Manual browser: nbsvtool(1)

NBSVTOOL(1) General Commands Manual NBSVTOOL(1)


nbsvtoolcreate and verify detached signatures of files


nbsvtool [-v] [-a anchor-certificates] [-c certificate-chain] [-f certificate-file] [-k private-key-file] [-u required-key-usage] command args ...


nbsvtool is used to create and verify detached X509 signatures of files. Private keys and certificates are expected to be PEM encoded, signatures are in PEM/SMIME format.

Supported commands:

sign file
Sign file, placing the signature in file.sp7. The options -f and -k are required for this command.
verify file [signature]
Verify signature for file. If signature is not specified, file.sp7 is used.
verify-code file [signature]
This is a short cut for verify with the option -u code.

Supported options:

-a anchor-certificates
A file containing one or more (concatenated) keys that are considered trusted.
-c certificate-chain
A file containing additional certificates that will be added to the signature when creating one. They will be used to fill missing links in the trust chain when verifying the signature.
-f certificate-file
A file containing the certificate to use for signing. The certificate must match the key given by -k.
-k private-key-file
A file containing the private key to use for signing.
-u required-key-usage
Verify that the extended key-usage attribute in the signing certificate matches required-key-usage. Otherwise, the signature is rejected. key usage can be one of: “ssl-server”, “ssl-client”, “code”, or “smime”.
Print verbose information about the signing certificate.
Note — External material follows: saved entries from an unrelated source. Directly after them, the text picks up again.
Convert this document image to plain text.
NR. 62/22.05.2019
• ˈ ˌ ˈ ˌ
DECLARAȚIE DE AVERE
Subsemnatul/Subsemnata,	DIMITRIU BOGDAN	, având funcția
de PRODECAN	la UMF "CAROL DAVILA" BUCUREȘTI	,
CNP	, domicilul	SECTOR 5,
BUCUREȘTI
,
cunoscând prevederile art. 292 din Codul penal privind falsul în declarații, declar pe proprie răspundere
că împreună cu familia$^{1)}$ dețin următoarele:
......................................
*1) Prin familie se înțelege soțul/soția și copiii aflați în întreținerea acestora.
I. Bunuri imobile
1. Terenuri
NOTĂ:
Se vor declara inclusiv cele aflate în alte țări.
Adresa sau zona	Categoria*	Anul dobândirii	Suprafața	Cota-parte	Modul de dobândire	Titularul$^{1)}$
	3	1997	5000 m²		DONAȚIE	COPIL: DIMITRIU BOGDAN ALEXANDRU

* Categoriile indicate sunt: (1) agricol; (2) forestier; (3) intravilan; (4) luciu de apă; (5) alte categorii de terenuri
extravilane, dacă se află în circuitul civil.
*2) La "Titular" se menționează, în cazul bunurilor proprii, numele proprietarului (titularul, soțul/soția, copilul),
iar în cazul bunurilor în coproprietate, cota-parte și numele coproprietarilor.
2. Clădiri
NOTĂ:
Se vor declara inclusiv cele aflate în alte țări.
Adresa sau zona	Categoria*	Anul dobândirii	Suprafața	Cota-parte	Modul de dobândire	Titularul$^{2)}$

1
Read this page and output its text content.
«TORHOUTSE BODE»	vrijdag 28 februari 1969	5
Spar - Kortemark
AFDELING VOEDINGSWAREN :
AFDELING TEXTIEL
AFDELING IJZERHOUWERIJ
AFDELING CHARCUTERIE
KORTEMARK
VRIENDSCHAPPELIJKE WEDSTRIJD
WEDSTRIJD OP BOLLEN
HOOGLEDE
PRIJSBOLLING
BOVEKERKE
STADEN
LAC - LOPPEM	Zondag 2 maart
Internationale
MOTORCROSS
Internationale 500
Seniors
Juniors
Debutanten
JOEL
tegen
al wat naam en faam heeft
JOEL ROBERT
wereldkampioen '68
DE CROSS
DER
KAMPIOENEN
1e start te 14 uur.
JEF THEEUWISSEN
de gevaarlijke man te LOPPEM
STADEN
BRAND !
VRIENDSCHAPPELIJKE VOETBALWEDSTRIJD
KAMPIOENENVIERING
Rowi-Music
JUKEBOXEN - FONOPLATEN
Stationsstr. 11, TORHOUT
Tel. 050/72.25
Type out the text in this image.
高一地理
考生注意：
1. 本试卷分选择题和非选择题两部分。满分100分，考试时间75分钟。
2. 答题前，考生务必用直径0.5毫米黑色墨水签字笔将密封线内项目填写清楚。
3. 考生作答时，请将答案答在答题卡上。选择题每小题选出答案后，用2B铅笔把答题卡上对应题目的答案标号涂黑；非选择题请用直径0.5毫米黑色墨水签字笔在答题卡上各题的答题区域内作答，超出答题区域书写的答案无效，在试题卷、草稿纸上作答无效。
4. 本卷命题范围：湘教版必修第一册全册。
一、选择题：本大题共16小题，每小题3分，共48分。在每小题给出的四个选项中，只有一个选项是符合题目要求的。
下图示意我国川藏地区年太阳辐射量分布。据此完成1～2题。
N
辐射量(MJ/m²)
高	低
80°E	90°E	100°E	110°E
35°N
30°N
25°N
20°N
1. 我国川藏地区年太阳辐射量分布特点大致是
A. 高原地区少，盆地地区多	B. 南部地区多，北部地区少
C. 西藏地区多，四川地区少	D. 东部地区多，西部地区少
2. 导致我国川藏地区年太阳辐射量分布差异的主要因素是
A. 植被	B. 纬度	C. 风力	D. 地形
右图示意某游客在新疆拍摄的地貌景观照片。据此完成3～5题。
The nbsvtool utility exits 0 on success, and >0 if an error occurs.


Create signature file hello.sp7 for file hello. The private key is found in file key, the matching certificate is in cert, additional certificates from cert-chain are included in the created signature.
nbsvtool -k key -f cert -c cert-chain sign hello hello.sp7

Verify that the signature hello.sp7 is valid for file hello and that the signing certificate allows code signing. Certificates in anchor-file are considered trusted, and there must be a certificate chain from one of those certificates to the signing certificate.

nbsvtool -a anchor-file verify-code hello hello.sp7


As there is currently no default trust anchor, you must explicilty specify one with -a, otherwise no verification can succeed.